Welk nut heeft een test bij het identificeren van een onbekende suiker?

Benedicts test: Deze test wordt gebruikt om de aanwezigheid van reducerende suikers te identificeren, dit zijn suikers die kunnen reageren met het reagens van Benedictus om een ​​gekleurd product te vormen. Reducerende suikers zijn onder meer glucose, fructose en lactose. Om de test van Benedict uit te voeren, wordt een kleine hoeveelheid van het suikermonster toegevoegd aan een reageerbuisje met Benedict's reagens. De reageerbuis wordt vervolgens verwarmd en de kleur van de oplossing wordt waargenomen. Als de oplossing groen, geel of oranje wordt, bevat het suikermonster een reducerende suiker. Als de oplossing blauw blijft, bevat het suikermonster geen reducerende suiker.

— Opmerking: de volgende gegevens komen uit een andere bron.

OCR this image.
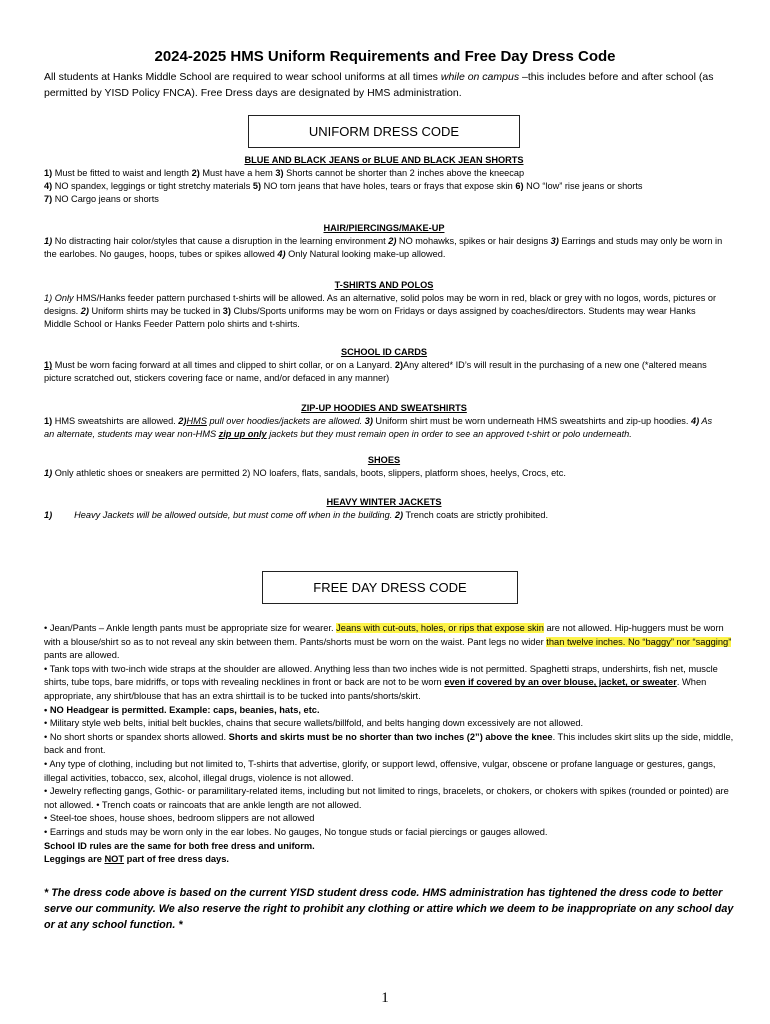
2024-2025 HMS Uniform Requirements and Free Day Dress Code
All students at Hanks Middle School are required to wear school uniforms at all times while on campus –this includes before and after school (as permitted by YISD Policy FNCA). Free Dress days are designated by HMS administration.
UNIFORM DRESS CODE
BLUE AND BLACK JEANS or BLUE AND BLACK JEAN SHORTS
1) Must be fitted to waist and length 2) Must have a hem 3) Shorts cannot be shorter than 2 inches above the kneecap
4) NO spandex, leggings or tight stretchy materials 5) NO torn jeans that have holes, tears or frays that expose skin 6) NO “low” rise jeans or shorts
7) NO Cargo jeans or shorts
HAIR/PIERCINGS/MAKE-UP
1) No distracting hair color/styles that cause a disruption in the learning environment 2) NO mohawks, spikes or hair designs 3) Earrings and studs may only be worn in the earlobes. No gauges, hoops, tubes or spikes allowed 4) Only Natural looking make-up allowed.
T-SHIRTS AND POLOS
1) Only HMS/Hanks feeder pattern purchased t-shirts will be allowed. As an alternative, solid polos may be worn in red, black or grey with no logos, words, pictures or designs. 2) Uniform shirts may be tucked in 3) Clubs/Sports uniforms may be worn on Fridays or days assigned by coaches/directors. Students may wear Hanks Middle School or Hanks Feeder Pattern polo shirts and t-shirts.
SCHOOL ID CARDS
1) Must be worn facing forward at all times and clipped to shirt collar, or on a Lanyard. 2)Any altered* ID’s will result in the purchasing of a new one (*altered means picture scratched out, stickers covering face or name, and/or defaced in any manner)
ZIP-UP HOODIES AND SWEATSHIRTS
1) HMS sweatshirts are allowed. 2)HMS pull over hoodies/jackets are allowed. 3) Uniform shirt must be worn underneath HMS sweatshirts and zip-up hoodies. 4) As an alternate, students may wear non-HMS zip up only jackets but they must remain open in order to see an approved t-shirt or polo underneath.
SHOES
1) Only athletic shoes or sneakers are permitted 2) NO loafers, flats, sandals, boots, slippers, platform shoes, heelys, Crocs, etc.
HEAVY WINTER JACKETS
1) Heavy Jackets will be allowed outside, but must come off when in the building. 2) Trench coats are strictly prohibited.
FREE DAY DRESS CODE
• Jean/Pants – Ankle length pants must be appropriate size for wearer. Jeans with cut-outs, holes, or rips that expose skin are not allowed. Hip-huggers must be worn with a blouse/shirt so as to not reveal any skin between them. Pants/shorts must be worn on the waist. Pant legs no wider than twelve inches. No “baggy” nor “sagging” pants are allowed.
• Tank tops with two-inch wide straps at the shoulder are allowed. Anything less than two inches wide is not permitted. Spaghetti straps, undershirts, fish net, muscle shirts, tube tops, bare midriffs, or tops with revealing necklines in front or back are not to be worn even if covered by an over blouse, jacket, or sweater. When appropriate, any shirt/blouse that has an extra shirttail is to be tucked into pants/shorts/skirt.
• NO Headgear is permitted. Example: caps, beanies, hats, etc.
• Military style web belts, initial belt buckles, chains that secure wallets/billfold, and belts hanging down excessively are not allowed.
• No short shorts or spandex shorts allowed. Shorts and skirts must be no shorter than two inches (2”) above the knee. This includes skirt slits up the side, middle, back and front.
• Any type of clothing, including but not limited to, T-shirts that advertise, glorify, or support lewd, offensive, vulgar, obscene or profane language or gestures, gangs, illegal activities, tobacco, sex, alcohol, illegal drugs, violence is not allowed.
• Jewelry reflecting gangs, Gothic- or paramilitary-related items, including but not limited to rings, bracelets, or chokers, or chokers with spikes (rounded or pointed) are not allowed. • Trench coats or raincoats that are ankle length are not allowed.
• Steel-toe shoes, house shoes, bedroom slippers are not allowed
• Earrings and studs may be worn only in the ear lobes. No gauges, No tongue studs or facial piercings or gauges allowed.
School ID rules are the same for both free dress and uniform.
Leggings are NOT part of free dress days.
* The dress code above is based on the current YISD student dress code. HMS administration has tightened the dress code to better serve our community. We also reserve the right to prohibit any clothing or attire which we deem to be inappropriate on any school day or at any school function. *
1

Seliwanoffs test: Deze test wordt gebruikt om onderscheid te maken tussen ketohexosen en aldohexosen. Ketohexosen zijn suikers met een ketogroep (C=O) op het tweede koolstofatoom, terwijl aldohexosen suikers zijn met een aldehydegroep (CHO) op het eerste koolstofatoom. Om de test van Seliwanoff uit te voeren, wordt een kleine hoeveelheid van het suikermonster toegevoegd aan een reageerbuisje met het reagens van Seliwanoff. De reageerbuis wordt vervolgens verwarmd en de kleur van de oplossing wordt waargenomen. Als de oplossing rood wordt, is het suikermonster een ketohexose. Als de oplossing kleurloos blijft, is het suikermonster een aldohexose.

Molisch's test: Deze test wordt gebruikt om de aanwezigheid van koolhydraten te identificeren. Om de Molisch-test uit te voeren, wordt een kleine hoeveelheid van het suikermonster toegevoegd aan een reageerbuisje met Molisch-reagens. De reageerbuis wordt vervolgens verwarmd en de kleur van de oplossing wordt waargenomen. Als de oplossing paars wordt, bevat het suikermonster een koolhydraat.